Another technique I learned in a YouTube video by BestDressed is to not allow yourself to browse the internet with your phone at your desk. When you have to stand up or move somewhere to do the action is adds just enough extra friction to that activity.

Get out of Stucksville

When you get stuck don’t give up on your activity. The worst thing to do is check your phone or go send an email. Stay stuck and try switching to paper, or going for a walk. When you keep the project as your main focus you can get through the obstacle and make progress.

Exercise & the Brain

Just going for a light walk can boost psychological well being and even improve your short term memory.

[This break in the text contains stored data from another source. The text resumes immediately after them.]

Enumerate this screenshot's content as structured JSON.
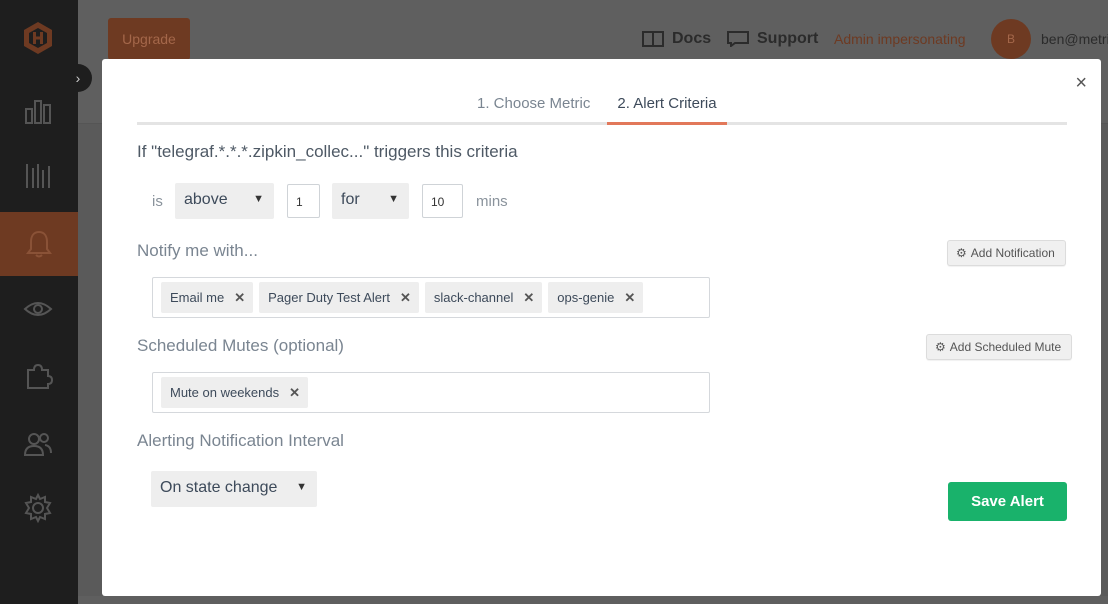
{
  "app": {
    "upgrade_label": "Upgrade",
    "docs_label": "Docs",
    "support_label": "Support",
    "impersonating_label": "Admin impersonating",
    "avatar_initial": "B",
    "user_name": "ben@metri",
    "colors": {
      "sidebar": "#1e1e1e",
      "accent": "#e2785a",
      "active_nav": "#6e3a22"
    }
  },
  "modal": {
    "close_label": "×",
    "tabs": [
      {
        "label": "1. Choose Metric",
        "active": false
      },
      {
        "label": "2. Alert Criteria",
        "active": true
      }
    ],
    "criteria": {
      "title": "If \"telegraf.*.*.*.zipkin_collec...\" triggers this criteria",
      "is_label": "is",
      "comparator": "above",
      "threshold": "1",
      "duration_mode": "for",
      "duration": "10",
      "unit_label": "mins"
    },
    "notify": {
      "title": "Notify me with...",
      "add_label": "Add Notification",
      "tags": [
        "Email me",
        "Pager Duty Test Alert",
        "slack-channel",
        "ops-genie"
      ]
    },
    "mutes": {
      "title": "Scheduled Mutes (optional)",
      "add_label": "Add Scheduled Mute",
      "tags": [
        "Mute on weekends"
      ]
    },
    "interval": {
      "title": "Alerting Notification Interval",
      "value": "On state change"
    },
    "save_label": "Save Alert",
    "colors": {
      "save": "#19b26b",
      "tab_underline": "#e2785a"
    }
  }
}
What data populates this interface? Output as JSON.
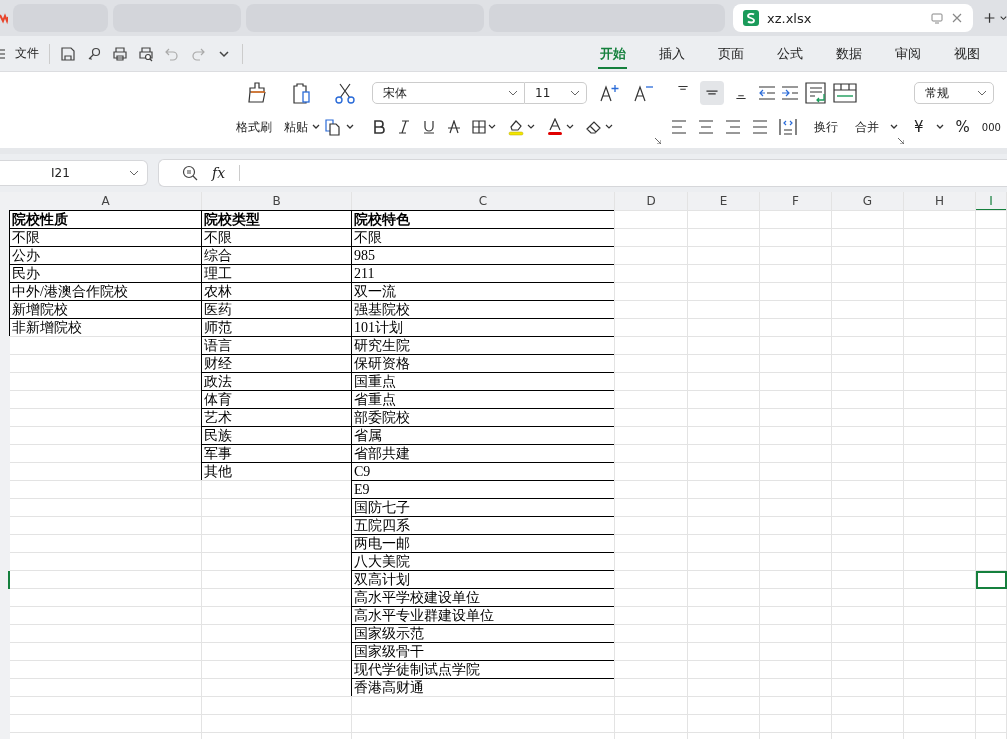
{
  "tabs": [
    {
      "kind": "blurred",
      "selected": false
    },
    {
      "kind": "blurred",
      "selected": false
    },
    {
      "kind": "blurred",
      "selected": false
    },
    {
      "kind": "blurred",
      "selected": false
    },
    {
      "kind": "file",
      "label": "xz.xlsx",
      "selected": true
    }
  ],
  "menu": {
    "file": "文件"
  },
  "ribbon_tabs": [
    {
      "label": "开始",
      "selected": true
    },
    {
      "label": "插入",
      "selected": false
    },
    {
      "label": "页面",
      "selected": false
    },
    {
      "label": "公式",
      "selected": false
    },
    {
      "label": "数据",
      "selected": false
    },
    {
      "label": "审阅",
      "selected": false
    },
    {
      "label": "视图",
      "selected": false
    }
  ],
  "ribbon": {
    "format_painter": "格式刷",
    "paste": "粘贴",
    "font_name": "宋体",
    "font_size": "11",
    "align_buttons": [
      {
        "kind": "top",
        "selected": false
      },
      {
        "kind": "middle",
        "selected": true
      },
      {
        "kind": "bottom",
        "selected": false
      }
    ],
    "wrap": "换行",
    "merge": "合并",
    "number_format": "常规",
    "currency": "¥",
    "percent": "%",
    "thousands": "000"
  },
  "formula_bar": {
    "name_box": "I21",
    "fx": "fx"
  },
  "sheet": {
    "columns": [
      {
        "header": "A",
        "selected": false,
        "cells": [
          "院校性质",
          "不限",
          "公办",
          "民办",
          "中外/港澳合作院校",
          "新增院校",
          "非新增院校"
        ]
      },
      {
        "header": "B",
        "selected": false,
        "cells": [
          "院校类型",
          "不限",
          "综合",
          "理工",
          "农林",
          "医药",
          "师范",
          "语言",
          "财经",
          "政法",
          "体育",
          "艺术",
          "民族",
          "军事",
          "其他"
        ]
      },
      {
        "header": "C",
        "selected": false,
        "cells": [
          "院校特色",
          "不限",
          "985",
          "211",
          "双一流",
          "强基院校",
          "101计划",
          "研究生院",
          "保研资格",
          "国重点",
          "省重点",
          "部委院校",
          "省属",
          "省部共建",
          "C9",
          "E9",
          "国防七子",
          "五院四系",
          "两电一邮",
          "八大美院",
          "双高计划",
          "高水平学校建设单位",
          "高水平专业群建设单位",
          "国家级示范",
          "国家级骨干",
          "现代学徒制试点学院",
          "香港高财通"
        ]
      },
      {
        "header": "D",
        "selected": false
      },
      {
        "header": "E",
        "selected": false
      },
      {
        "header": "F",
        "selected": false
      },
      {
        "header": "G",
        "selected": false
      },
      {
        "header": "H",
        "selected": false
      },
      {
        "header": "I",
        "selected": true
      }
    ]
  }
}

A 2017 University of Connecticut study found that light physical activity (such as taking a walk) boosted psychological well-being, whereas vigorous activity had no positive or negative effect.

❇️ More Resources

Choose a Highlight to Make Time Every Day (excerpt) – Jake Knapp and John Zeratsky

The article that convinced me to read this book talks about choosing your highlight for the day.

🎙 Podcast Interviews

Make Time on ChooseFI Podcast (Feb 2020)

↪ Bibliography

I always try to learn find a gem or two in the bibliography of books. This one offered book suggestions, which was right up my alley.
The most interesting books in the bibliography:

The Power of Moments – Chip and Dan Heath

The Heath brothers explain why moments have an outsize influence on our lives, then show how you can engineer great moments in yours. Read this book and tackle your Highlights with renewed vigor.

The Living – Annie Dillard

This novel (set near where [the author] grew up, in northwestern Washington State) gave me an appreciation for life and moments that has stuck with me for decades.